新しいバージョンの Dip は、モデムのステータスコードを文字列(BUSY とか NO CONNECT など)で返さず、数字で返します。下記の一覧を参照して下さい。

0 = OK 
1 = CONNECT 
2 = ERROR 
3 = BUSY 
4 = NO CARRIER

したがって、新しいバージョンのものを使う場合はサンプル中の「dial」 セクションを下記のように書き換えて下さい。

dial:
  dial "phonenumber"
  print Dialing...
  if $errlvl != 0 goto error
  wait 1 20     
  if $errlvl != 1 goto dial

この部分はに関しては Lee Olds 氏 (lee@eskimo.com) が指摘してくれました。

サンプル中の\n\r はそれぞれ、\n = newline, \r = carriage return の意味です。 これらのどちらか(または両方)が正しい場所に記述されていなければいけません。もし サンプル中の \n\r に問題があるようでしたら、適宜変更 して下さい。

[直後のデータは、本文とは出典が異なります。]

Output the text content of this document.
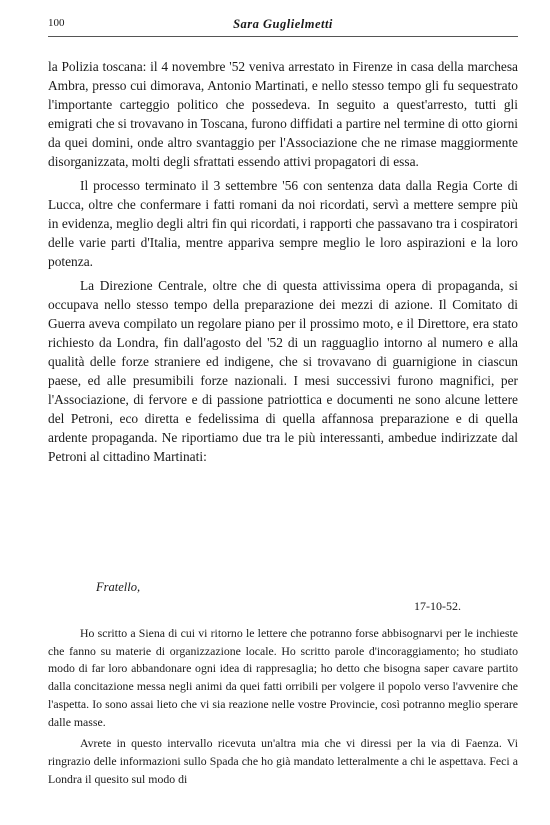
100	Sara Guglielmetti

la Polizia toscana: il 4 novembre '52 veniva arrestato in Firenze in casa della marchesa Ambra, presso cui dimorava, Antonio Martinati, e nello stesso tempo gli fu sequestrato l'importante carteggio politico che possedeva. In seguito a quest'arresto, tutti gli emigrati che si trovavano in Toscana, furono diffidati a partire nel termine di otto giorni da quei domini, onde altro svantaggio per l'Associazione che ne rimase maggiormente disorganizzata, molti degli sfrattati essendo attivi propagatori di essa.

Il processo terminato il 3 settembre '56 con sentenza data dalla Regia Corte di Lucca, oltre che confermare i fatti romani da noi ricordati, servì a mettere sempre più in evidenza, meglio degli altri fin qui ricordati, i rapporti che passavano tra i cospiratori delle varie parti d'Italia, mentre appariva sempre meglio le loro aspirazioni e la loro potenza.

La Direzione Centrale, oltre che di questa attivissima opera di propaganda, si occupava nello stesso tempo della preparazione dei mezzi di azione. Il Comitato di Guerra aveva compilato un regolare piano per il prossimo moto, e il Direttore, era stato richiesto da Londra, fin dall'agosto del '52 di un ragguaglio intorno al numero e alla qualità delle forze straniere ed indigene, che si trovavano di guarnigione in ciascun paese, ed alle presumibili forze nazionali. I mesi successivi furono magnifici, per l'Associazione, di fervore e di passione patriottica e documenti ne sono alcune lettere del Petroni, eco diretta e fedelissima di quella affannosa preparazione e di quella ardente propaganda. Ne riportiamo due tra le più interessanti, ambedue indirizzate dal Petroni al cittadino Martinati:

Fratello,
17-10-52.

Ho scritto a Siena di cui vi ritorno le lettere che potranno forse abbisognarvi per le inchieste che fanno su materie di organizzazione locale. Ho scritto parole d'incoraggiamento; ho studiato modo di far loro abbandonare ogni idea di rappresaglia; ho detto che bisogna saper cavare partito dalla concitazione messa negli animi da quei fatti orribili per volgere il popolo verso l'avvenire che l'aspetta. Io sono assai lieto che vi sia reazione nelle vostre Provincie, così potranno meglio sperare dalle masse.

Avrete in questo intervallo ricevuta un'altra mia che vi diressi per la via di Faenza. Vi ringrazio delle informazioni sullo Spada che ho già mandato letteralmente a chi le aspettava. Feci a Londra il quesito sul modo di
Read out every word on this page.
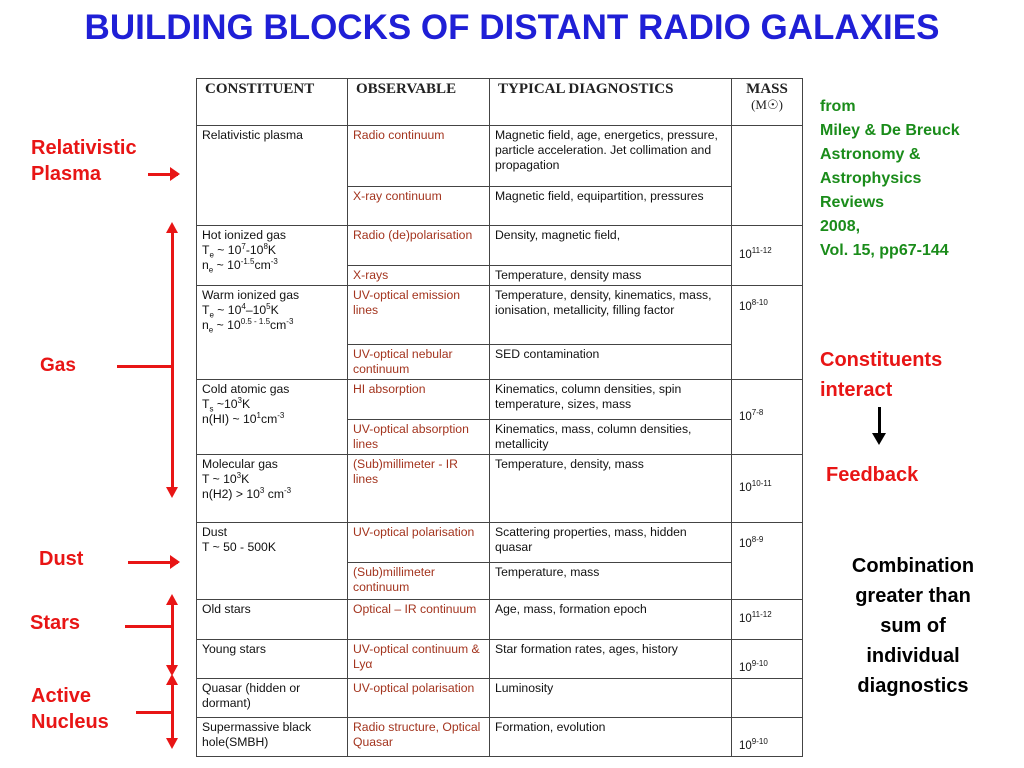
BUILDING BLOCKS OF DISTANT RADIO GALAXIES
CONSTITUENT	OBSERVABLE	TYPICAL DIAGNOSTICS	MASS
(M☉)

Relativistic plasma	Radio continuum	Magnetic field, age, energetics, pressure, particle acceleration. Jet collimation and propagation	
	X-ray continuum	Magnetic field, equipartition, pressures	
Hot ionized gas
$T_e$ ~ $10^7-10^8K$
$n_e$ ~ $10^{-1.5}cm^{-3}$	Radio (de)polarisation	Density, magnetic field,	10$^{11-12}$
	X-rays	Temperature, density mass	
Warm ionized gas
$T_e$ ~ $10^4-10^5K$
$n_e$ ~ $10^{0.5 - 1.5}cm^{-3}$	UV-optical emission lines	Temperature, density, kinematics, mass, ionisation, metallicity, filling factor	10$^{8-10}$
	UV-optical nebular continuum	SED contamination	
Cold atomic gas
$T_s$ $\sim 10^3K$
n(HI) ~ $10^1cm^{-3}$	HI absorption	Kinematics, column densities, spin temperature, sizes, mass	10$^{7-8}$
	UV-optical absorption lines	Kinematics, mass, column densities, metallicity	
Molecular gas
T ~ $10^3K$
$n(H2) > 10^3$ $cm^{-3}$	(Sub)millimeter - IR lines	Temperature, density, mass	10$^{10-11}$
Dust
T ~ 50 - 500K	UV-optical polarisation	Scattering properties, mass, hidden quasar	10$^{8-9}$
	(Sub)millimeter continuum	Temperature, mass	
Old stars	Optical – IR continuum	Age, mass, formation epoch	10$^{11-12}$
Young stars	UV-optical continuum & Lyα	Star formation rates, ages, history	10$^{9-10}$
Quasar (hidden or dormant)	UV-optical polarisation	Luminosity	
Supermassive black hole(SMBH)	Radio structure, Optical Quasar	Formation, evolution	10$^{9-10}$
Relativistic
Plasma
Gas
Dust
Stars
Active
Nucleus
from
Miley & De Breuck
Astronomy &
Astrophysics
Reviews
2008,
Vol. 15, pp67-144
Constituents
interact
Feedback
Combination
greater than
sum of
individual
diagnostics
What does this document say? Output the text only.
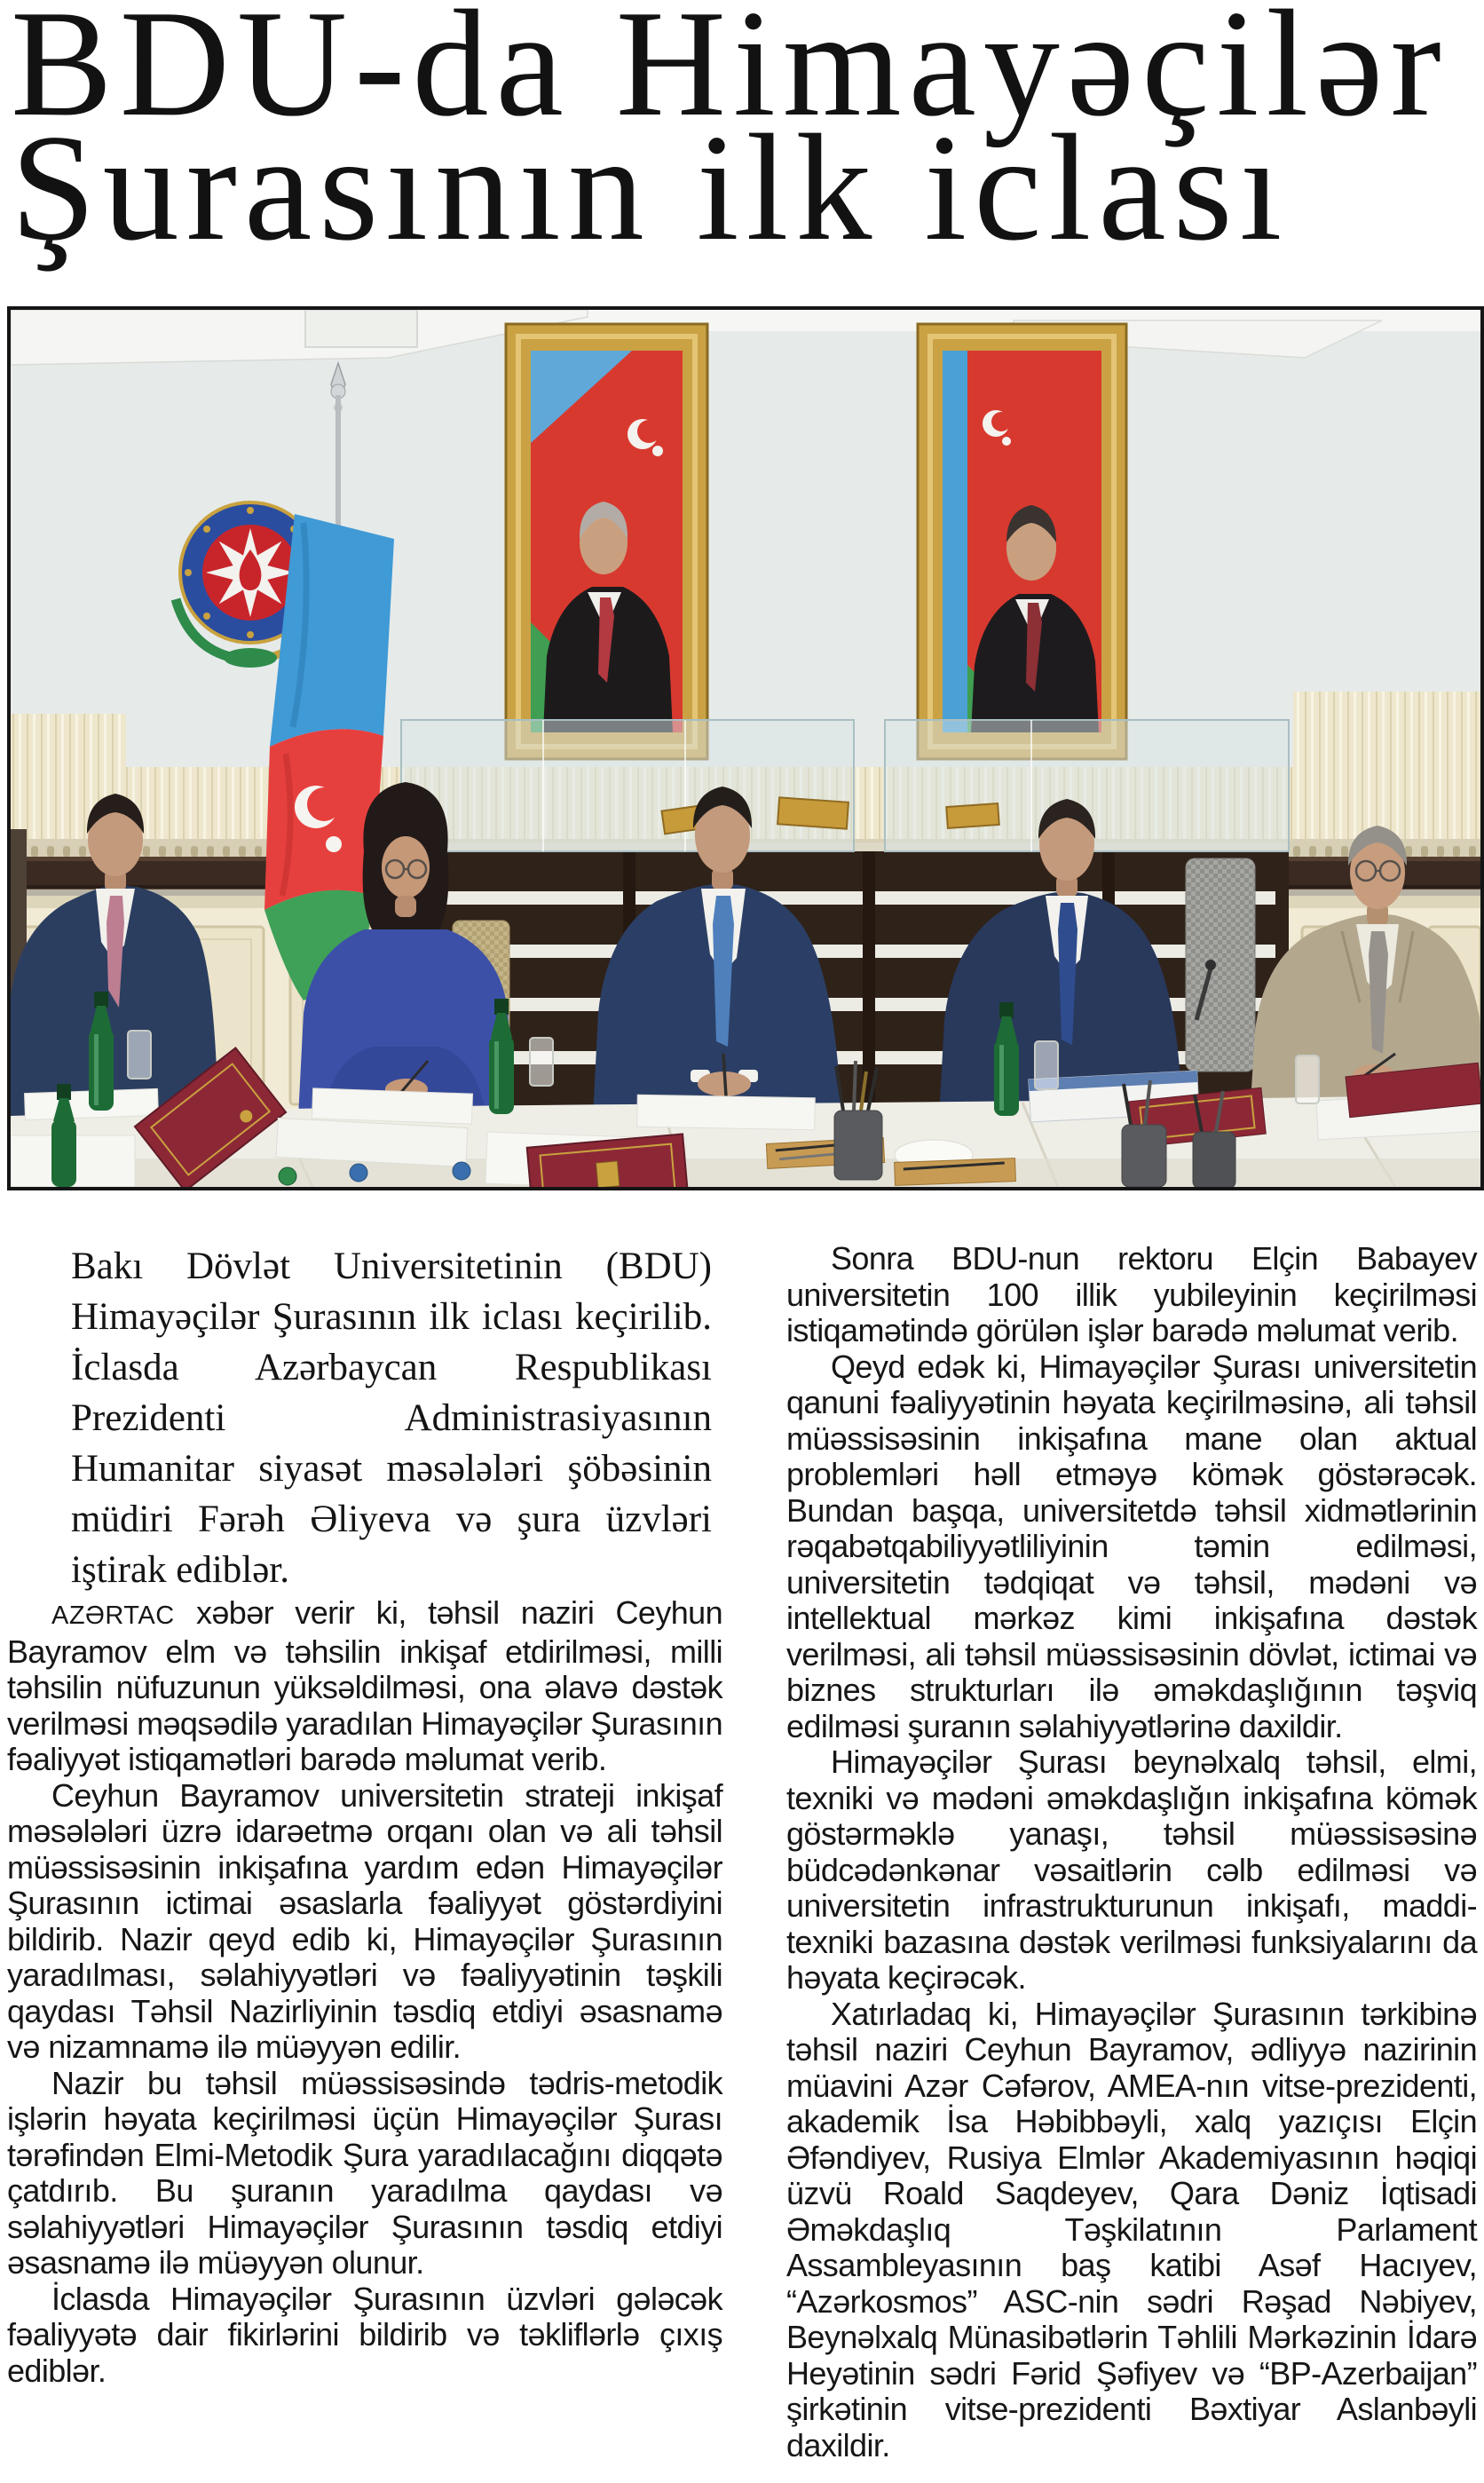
BDU-da Himayəçilər
Şurasının ilk iclası

Bakı Dövlət Universitetinin (BDU) Himayəçilər Şurasının ilk iclası keçirilib. İclasda Azərbaycan Respublikası Prezidenti Administrasiyasının Humanitar siyasət məsələləri şöbəsinin müdiri Fərəh Əliyeva və şura üzvləri iştirak ediblər.

AZƏRTAC xəbər verir ki, təhsil naziri Ceyhun Bayramov elm və təhsilin inkişaf etdirilməsi, milli təhsilin nüfuzunun yüksəldilməsi, ona əlavə dəstək verilməsi məqsədilə yaradılan Himayəçilər Şurasının fəaliyyət istiqamətləri barədə məlumat verib.

Ceyhun Bayramov universitetin strateji inkişaf məsələləri üzrə idarəetmə orqanı olan və ali təhsil müəssisəsinin inkişafına yardım edən Himayəçilər Şurasının ictimai əsaslarla fəaliyyət göstərdiyini bildirib. Nazir qeyd edib ki, Himayəçilər Şurasının yaradılması, səlahiyyətləri və fəaliyyətinin təşkili qaydası Təhsil Nazirliyinin təsdiq etdiyi əsasnamə və nizamnamə ilə müəyyən edilir.

Nazir bu təhsil müəssisəsində tədris-metodik işlərin həyata keçirilməsi üçün Himayəçilər Şurası tərəfindən Elmi-Metodik Şura yaradılacağını diqqətə çatdırıb. Bu şuranın yaradılma qaydası və səlahiyyətləri Himayəçilər Şurasının təsdiq etdiyi əsasnamə ilə müəyyən olunur.

İclasda Himayəçilər Şurasının üzvləri gələcək fəaliyyətə dair fikirlərini bildirib və təkliflərlə çıxış ediblər.

Sonra BDU-nun rektoru Elçin Babayev universitetin 100 illik yubileyinin keçirilməsi istiqamətində görülən işlər barədə məlumat verib.

Qeyd edək ki, Himayəçilər Şurası universitetin qanuni fəaliyyətinin həyata keçirilməsinə, ali təhsil müəssisəsinin inkişafına mane olan aktual problemləri həll etməyə kömək göstərəcək. Bundan başqa, universitetdə təhsil xidmətlərinin rəqabətqabiliyyətliliyinin təmin edilməsi, universitetin tədqiqat və təhsil, mədəni və intellektual mərkəz kimi inkişafına dəstək verilməsi, ali təhsil müəssisəsinin dövlət, ictimai və biznes strukturları ilə əməkdaşlığının təşviq edilməsi şuranın səlahiyyətlərinə daxildir.

Himayəçilər Şurası beynəlxalq təhsil, elmi, texniki və mədəni əməkdaşlığın inkişafına kömək göstərməklə yanaşı, təhsil müəssisəsinə büdcədənkənar vəsaitlərin cəlb edilməsi və universitetin infrastrukturunun inkişafı, maddi-texniki bazasına dəstək verilməsi funksiyalarını da həyata keçirəcək.

Xatırladaq ki, Himayəçilər Şurasının tərkibinə təhsil naziri Ceyhun Bayramov, ədliyyə nazirinin müavini Azər Cəfərov, AMEA-nın vitse-prezidenti, akademik İsa Həbibbəyli, xalq yazıçısı Elçin Əfəndiyev, Rusiya Elmlər Akademiyasının həqiqi üzvü Roald Saqdeyev, Qara Dəniz İqtisadi Əməkdaşlıq Təşkilatının Parlament Assambleyasının baş katibi Asəf Hacıyev, “Azərkosmos” ASC-nin sədri Rəşad Nəbiyev, Beynəlxalq Münasibətlərin Təhlili Mərkəzinin İdarə Heyətinin sədri Fərid Şəfiyev və “BP-Azerbaijan” şirkətinin vitse-prezidenti Bəxtiyar Aslanbəyli daxildir.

Dip 用のスクリプトを編集したら、そのファイルを(例えば) remote.dip というような名前で /root ディレクトリに置いて下さい。そして、root 権限で「dip remote」とコマンドを打てば、そのスクリプトが実行されます。 また、最初にスクリプトを実行させる時は、-v オプションをつけて(例えば 「dip -v remote」というように)起動するとデバッグが可能です。 (スクリプト中のすべてのステップを表示します)

Dip は root 権限でのみ実行できます。しかし一般ユーザ権限で実行する方法も いくつか存在します。もしその方法が知りたければ、直接質問してください。 問い合わせが多ければ、その方法を今後この HOWTO ドキュメントに付け加える かもしれません。

もし Dip がすぐにエラーで止まってしまう様ならば、# で始まるコメント を削除してみて下さい。